The Collapse
April 7-16, 1945

On April 7th, Jack’s Company C was released back to the 17th Tank Battalion at Winterberg for a brief rest. The battalion had been in battle every day since April 2nd.
Jack wrote to his parents: “Company ‘C’ is a good unit, and I am pleased with their combat action. We’re getting a slight pause for station identification and a little rest for a few days.”
The rest didn’t last long. By April 11th, the 7th Armored Division was attacking again, task forces leapfrogging through the mountains southeast of Essen. The Wehrmacht was collapsing. Town after town fell with minimal resistance, and thousands of Germans simply surrendered.
On the night of April 12th, President Roosevelt died in Warm Springs, Georgia. The American public grieved, but in Berlin, there was a different reaction.
As bombs rained down on the city, Joseph Goebbels took great delight in calling Hitler with the news that a miracle had arrived to save the Third Reich.
“Mein Führer!” Goebbels exclaimed. “I congratulate you! Roosevelt is dead.”
Two days later, Hitler issued a proclamation: “At the moment when fate has removed the greatest war criminal of all time from the earth, the turning point of this war shall be decided.”

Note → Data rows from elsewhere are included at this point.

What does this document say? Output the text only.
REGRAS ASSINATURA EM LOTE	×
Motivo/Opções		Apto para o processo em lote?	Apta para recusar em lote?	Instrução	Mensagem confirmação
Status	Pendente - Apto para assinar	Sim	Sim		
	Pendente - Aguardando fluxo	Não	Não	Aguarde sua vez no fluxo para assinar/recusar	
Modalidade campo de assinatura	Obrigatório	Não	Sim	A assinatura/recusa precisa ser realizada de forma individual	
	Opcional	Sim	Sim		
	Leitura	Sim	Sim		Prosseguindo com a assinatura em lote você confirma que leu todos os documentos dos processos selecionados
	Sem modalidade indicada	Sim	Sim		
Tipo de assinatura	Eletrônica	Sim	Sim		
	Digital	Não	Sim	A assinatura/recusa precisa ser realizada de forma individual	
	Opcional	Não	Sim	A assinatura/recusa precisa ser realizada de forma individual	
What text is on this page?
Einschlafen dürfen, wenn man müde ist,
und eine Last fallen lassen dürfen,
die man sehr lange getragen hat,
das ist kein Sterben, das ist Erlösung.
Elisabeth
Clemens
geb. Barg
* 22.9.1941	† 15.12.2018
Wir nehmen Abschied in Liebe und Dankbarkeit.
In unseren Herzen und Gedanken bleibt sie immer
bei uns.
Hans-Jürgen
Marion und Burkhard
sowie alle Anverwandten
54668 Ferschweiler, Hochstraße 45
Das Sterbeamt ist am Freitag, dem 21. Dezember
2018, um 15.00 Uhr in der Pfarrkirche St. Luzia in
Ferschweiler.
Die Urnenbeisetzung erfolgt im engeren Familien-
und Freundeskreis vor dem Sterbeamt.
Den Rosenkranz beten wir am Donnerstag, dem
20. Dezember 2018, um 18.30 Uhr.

There was no turning point. The Ruhr Pocket continued to collapse around them.
By April 15th, Field Marshal Walther Model, commanding general of German Army Group B, knew the situation was hopeless. An aide to General Matthew Ridgway met with Model and asked him to surrender. Model refused.
His chief of staff asked him to contact Hitler for permission to surrender. The Field Marshal knew what the Führer’s answer would be, and he knew as well that he could not personally surrender because of all the sacrifices he had asked of his officers and troops over the years. He struggled to solve this problem, believing every life saved could help rebuild Germany. He decided to dissolve Army Group B. There could not be a formal surrender of a command that no longer existed.
Field Marshal Model decreed that all youths and older men were immediately discharged to go home. When ammunition and supplies ran out, non-combatants would be free to surrender, and combatants could either fight in organized groups to escape the pocket or make their way home in civilian clothes without weapons.
The Wehrmacht in the Ruhr Pocket wasn’t just collapsing, it was dissolved, Field Marshal Model had ended it without officially ending it, and tens of thousands of German soldiers simply stopped fighting and went home.
During the last few days of the collapse, Field Marshal Model asked his chief of staff, “What is left for a commander in defeat?” He paused, then answered his own question. “In ancient times, they took poison.”
Those who knew him intimately knew he would never surrender. He had been critical of Field Marshal Friedrich Paulus for becoming a Russian prisoner at Stalingrad. “A Field Marshal can’t do that. Such a thing is just not possible.”
Five days later, on April 21st, Field Marshal Model walked into the woods near Duisburg with his aide and shot himself. When his body was found, there was a note asking that he be buried where he fell, not in a military cemetery.